Reste à savoir si la technologie basée sur la blockchain fera partie intégrante de l’infrastructure des métavers. Les détracteurs de la blockchain et du Web 3.0 ont ouvertement exprimé leurs inquiétudes, et même des géants comme le jeu Minecraft, propriété de Microsoft, ont annoncé qu’ils ne soutenaient pas les jetons non fongibles (NFT) ni l’adoption de la technologie blockchain. Minecraft a invoqué le non-alignement avec les valeurs d’inclusion créative de l’entreprise, ainsi que la menace de fraude et d’autres risques de sécurité associés aux métavers.

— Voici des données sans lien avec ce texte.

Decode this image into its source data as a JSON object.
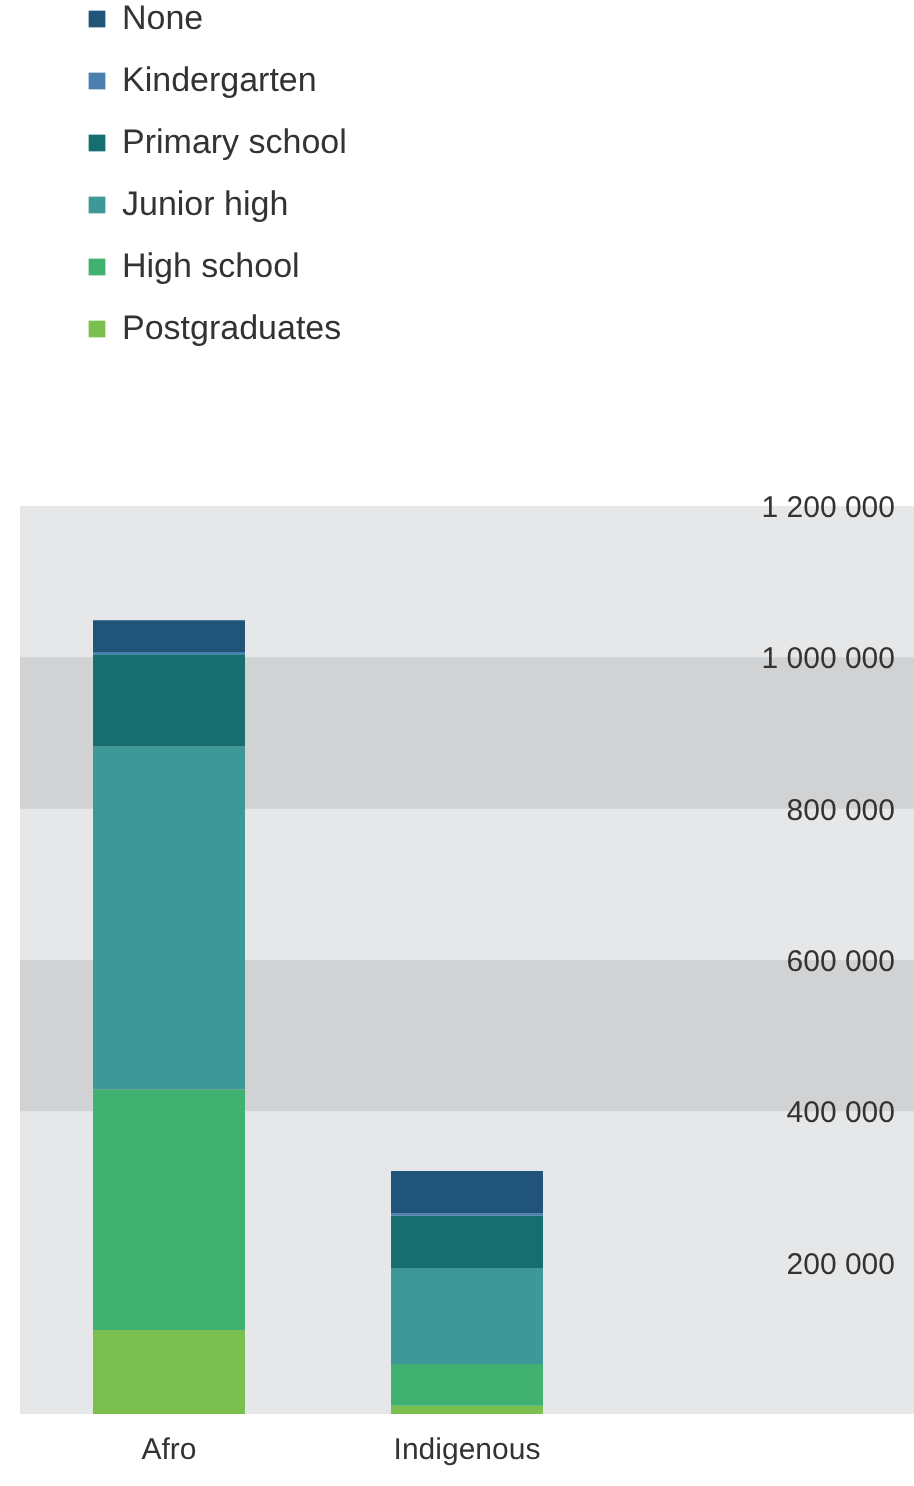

Indépendamment de l’infrastructure sous-jacente, les métavers seront constitués d’une myriade de technologies s’assemblant en blocs de construction, et chacune d’entre elles comporte ses propres risques. Les problèmes de sécurité qui existent déjà – escroqueries, usurpation d’identité, vol d’identifiants, dette technologique, ingénierie sociale, espionnage, vulnérabilités, désinformation, pour n’en citer que quelques-uns – nous suivront dans le métavers. Ils pourraient même être plus dommageables.

Crimes dans les métavers
À mesure que le commerce numérique dans le métavers prend de l’ampleur et de l’envergure – selon certaines estimations, les revenus annuels peuvent atteindre 1 000 milliards de dollars – les attaques à motivation financière vont gagner en fréquence et en agressivité.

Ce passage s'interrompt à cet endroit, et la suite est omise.